Betting odds at Churchill this year have also been influenced to some degree by two claiming stables at Churchill, Midwest Thoroughbreds and PTK, which have been spotting their claims aggressively throughout the meet, chasing first-place purses at the risk of losing horses through the claim box. Midwest, which has started 28 horses at the meet so far, has won with 39 percent of its horses this year, often at odds-on, while PTK, an outfit from Maryland that has started 27 horses, has won with 37 percent of its starters, often at short prices as well.

“When you’ve got guys that aren’t afraid to cut a horse in half, entering a $30,000 claim for $16,000, that’s going to have a big impact on whether people are betting or not,” said one handicapper who plays Churchill.

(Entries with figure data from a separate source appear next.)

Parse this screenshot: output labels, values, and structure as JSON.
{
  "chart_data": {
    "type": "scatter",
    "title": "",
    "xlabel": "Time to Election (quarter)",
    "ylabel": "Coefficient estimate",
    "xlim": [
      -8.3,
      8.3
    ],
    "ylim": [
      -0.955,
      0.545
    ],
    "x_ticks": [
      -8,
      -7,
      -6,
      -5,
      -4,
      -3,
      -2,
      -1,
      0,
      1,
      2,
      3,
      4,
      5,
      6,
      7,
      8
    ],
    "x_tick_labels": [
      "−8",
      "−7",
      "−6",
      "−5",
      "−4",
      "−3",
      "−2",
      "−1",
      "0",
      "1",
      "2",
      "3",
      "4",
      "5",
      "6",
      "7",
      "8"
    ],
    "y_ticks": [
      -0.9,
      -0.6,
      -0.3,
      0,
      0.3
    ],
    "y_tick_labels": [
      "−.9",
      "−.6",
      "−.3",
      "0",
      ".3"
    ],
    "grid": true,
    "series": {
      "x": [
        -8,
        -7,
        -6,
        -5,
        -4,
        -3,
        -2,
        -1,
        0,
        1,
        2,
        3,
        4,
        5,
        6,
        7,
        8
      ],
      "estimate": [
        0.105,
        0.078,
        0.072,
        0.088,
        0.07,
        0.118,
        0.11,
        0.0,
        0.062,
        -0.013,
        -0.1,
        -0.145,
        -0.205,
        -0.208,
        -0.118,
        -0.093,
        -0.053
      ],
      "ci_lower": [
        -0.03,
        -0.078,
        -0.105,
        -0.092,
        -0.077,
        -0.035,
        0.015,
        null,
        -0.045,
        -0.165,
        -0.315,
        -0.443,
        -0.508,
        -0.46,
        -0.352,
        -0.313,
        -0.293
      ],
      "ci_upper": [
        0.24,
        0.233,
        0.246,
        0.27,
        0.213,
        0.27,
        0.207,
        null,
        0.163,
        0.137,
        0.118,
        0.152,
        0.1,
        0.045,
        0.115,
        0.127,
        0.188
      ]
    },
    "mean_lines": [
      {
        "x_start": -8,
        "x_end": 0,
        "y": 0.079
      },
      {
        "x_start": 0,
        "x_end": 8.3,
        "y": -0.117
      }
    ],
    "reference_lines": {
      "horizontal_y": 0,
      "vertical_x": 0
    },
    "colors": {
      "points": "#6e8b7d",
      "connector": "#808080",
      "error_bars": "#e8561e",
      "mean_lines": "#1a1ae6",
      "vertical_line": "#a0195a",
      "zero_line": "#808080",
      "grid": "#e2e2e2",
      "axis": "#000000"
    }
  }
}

Fortunately for Churchill and its horsemen, betting on the Kentucky Derby and Kentucky Oaks cards set records at a total of $24 million over last year’s handle on both cards, and for the meet, handle on Churchill’s races is still running slightly above last year. Total betting of $226.9 million on those two cards, in fact, has accounted for nearly two-thirds of the betting during the entire meet so far.

Because of the handle on the two cards, Churchill was able to raise purses three weeks ago by 10 percent across the board. Ever eager to make their case for casino gambling, Churchill officials also said the purse increase was partly made possible by the fact that the track’s richer allowance races were not filling – which are exactly the types of races that, with full fields, generate oversized handle.

“Those types of races typically equate to higher purse money being offered, but they aren’t filling as often as we’d like,” Kevin Flanery, Churchill’s president, said in a release. “Instead, horses of that caliber are continuing to leave Kentucky for more lucrative opportunities in states that boost their purse structure from [gambling].”